Across various domains, specialised applications are deployed to collect and generate data that model or measure the behaviour of complex systems, whether natural, such as biological systems, or engineered, such as power grids. While numerous data analytics tools have been developed to uncover trends within the data, ranging from traditional pattern mining techniques to advanced Machine Learning (ML) architectures, challenges remain regarding interpretability, robustness, and adherence to domain-specific knowledge. Beyond collected data, nearly all sectors of human expertise have a reservoir of established knowledge, specific to the system being studied or general to the domain, which often remains underutilised in data-driven approaches. This thesis focuses on enhancing data processing and analysis by integrating available knowledge into data-driven methods. Specifically, two types are explored: relational knowledge, which captures relationships between entities and is typically represented using graphs, and declarative knowledge, which expresses facts about the domain and is formalised using logic formulæ. On the one hand, graph-based encoding enables the use of techniques from graph theory and network science; on the other, rule-based knowledge representation harnesses the formalism and reasoning capabilities of computational logic. 

The first half of the thesis examines how relational knowledge can be applied to data processing tasks, targeting domains where the structural relationships between entities can predict system properties or are integral to understanding system behaviour but remain underutilised: distributed computing and biological systems. In distributed computing systems, the focus is on distributed averaging algorithms and the relationship between the topology of the communication network (structure) and the convergence rate of the algorithm operating on that network (function). Key contributions include modelling the effect of graph topology on algorithmic convergence across four graph families and confirming the predictive power of both global and local metrics. A novel distributed approach is introduced, enabling nodes to estimate convergence rates, with applications in dynamic topologies and outlier detection. Additionally, the impact of network modularity on performance is thoroughly explored, inspiring the design of a novel community-aware gossip scheme that outperforms traditional schemes. In biological systems, metabolomics emerges as a promising research area, as traditional pathway-based methods often fall short due to inaccuracies, incompleteness, or inconsistencies in annotations. Metabolic data analysis is augmented by leveraging the chemical structure of metabolites, extending techniques from drug discovery to metabolomics. Initially, ML models are trained on graph-based and vector-based encodings of metabolites, achieving satisfactory performance and demonstrating the predictive power of metabolite structures over metabolic outcomes. Then, feature importance analysis is conducted on the trained models to identify the most predictive chemical configurations, providing insights into affected metabolic pathways that corroborate previous findings while opening new avenues for exploration. Furthermore, the limitations of existing structural encodings are examined and addressed by proposing novel representations tailored to metabolomics that enhance both resolution and interpretability. 

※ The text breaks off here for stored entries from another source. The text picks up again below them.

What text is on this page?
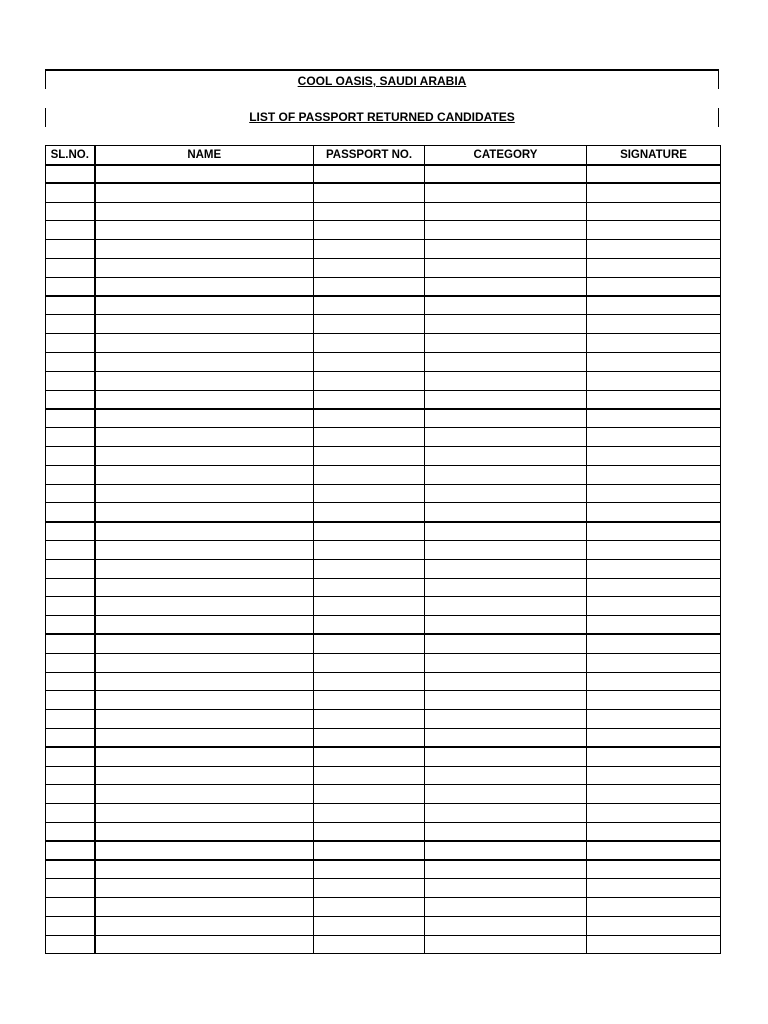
COOL OASIS, SAUDI ARABIA
LIST OF PASSPORT RETURNED CANDIDATES
SL.NO.	NAME	PASSPORT NO.	CATEGORY	SIGNATURE
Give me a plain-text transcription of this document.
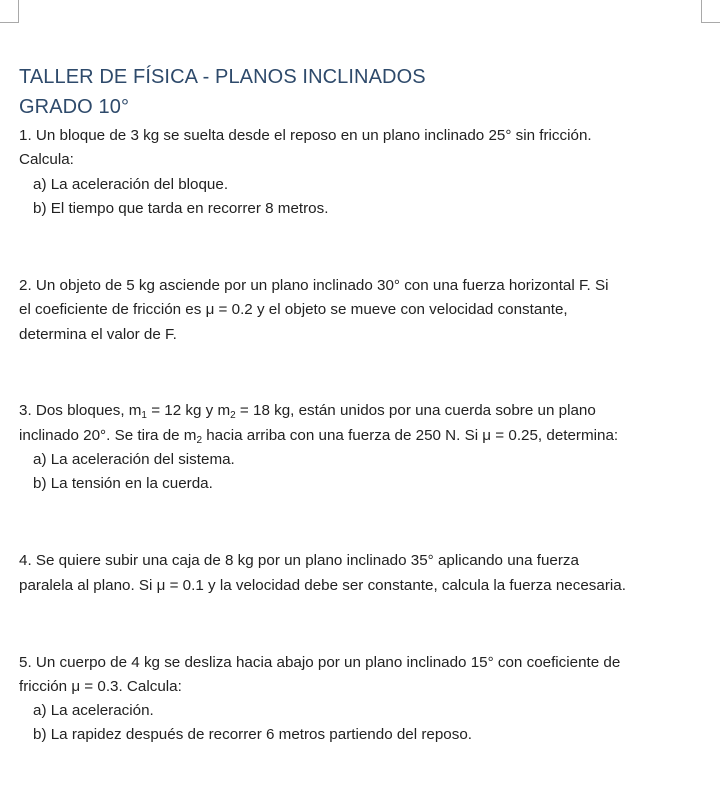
TALLER DE FÍSICA - PLANOS INCLINADOS
GRADO 10°
1. Un bloque de 3 kg se suelta desde el reposo en un plano inclinado 25° sin fricción.
Calcula:
a) La aceleración del bloque.
b) El tiempo que tarda en recorrer 8 metros.
2. Un objeto de 5 kg asciende por un plano inclinado 30° con una fuerza horizontal F. Si
el coeficiente de fricción es μ = 0.2 y el objeto se mueve con velocidad constante,
determina el valor de F.
3. Dos bloques, $m_1 = 12$ kg y $m_2 = 18$ kg, están unidos por una cuerda sobre un plano
inclinado 20°. Se tira de $m_2$ hacia arriba con una fuerza de 250 N. Si μ = 0.25, determina:
a) La aceleración del sistema.
b) La tensión en la cuerda.
4. Se quiere subir una caja de 8 kg por un plano inclinado 35° aplicando una fuerza
paralela al plano. Si μ = 0.1 y la velocidad debe ser constante, calcula la fuerza necesaria.
5. Un cuerpo de 4 kg se desliza hacia abajo por un plano inclinado 15° con coeficiente de
fricción μ = 0.3. Calcula:
a) La aceleración.
b) La rapidez después de recorrer 6 metros partiendo del reposo.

The second half of the thesis shifts to domains where knowledge is encoded as rules. The clinical domain emerges as an ideal field for knowledge-driven augmentation due to the abundance of rule-based protocols and the limitations of ML in terms of accuracy, interpretability, and robustness. First, available integration strategies from the literature are mapped onto the corresponding phases of the ML pipeline, offering structured guidelines for knowledge integration. Several of these methods are applied to a benchmark dataset and compared in terms of accuracy, data efficiency, interpretability, and adherence to domain knowledge. To address the lack of metrics for comparing fully data-driven models and hybrid models, new evaluation metrics are introduced, focusing on alignment with established knowledge. Evaluation using these metrics demonstrates that hybrid models offer more coherent predictions and explanations, making them better suited for clinical practice. Symbolic knowledge injection and extraction frameworks are also explored, showing potential for improving performance and explainability in clinical applications. A novel combination of the two in a feedback loop further enhances performance. 

This thesis presents additional contributions around two main areas. First, the potential for integrating graph-based and rule-based approaches is explored in unsupervised learning settings, particularly in disease subtyping. In this application, rule-based learning enhances clustering performance by grouping patients into meaningful subgroups, while graph-based methods improve interpretability by constructing feature graphs that capture relationships between features, thus providing insights into relevant biomarkers. Second, positional information is leveraged to augment traditional data analysis, particularly in crowdsourcing applications where data often include geographic coordinates. Two case studies are presented: a crowdsensing application for road quality mapping and a crowdmapping initiative for computing education. In these contexts, integrative approaches are developed to achieve key objectives, including evaluating data quality and measuring user retention and satisfaction.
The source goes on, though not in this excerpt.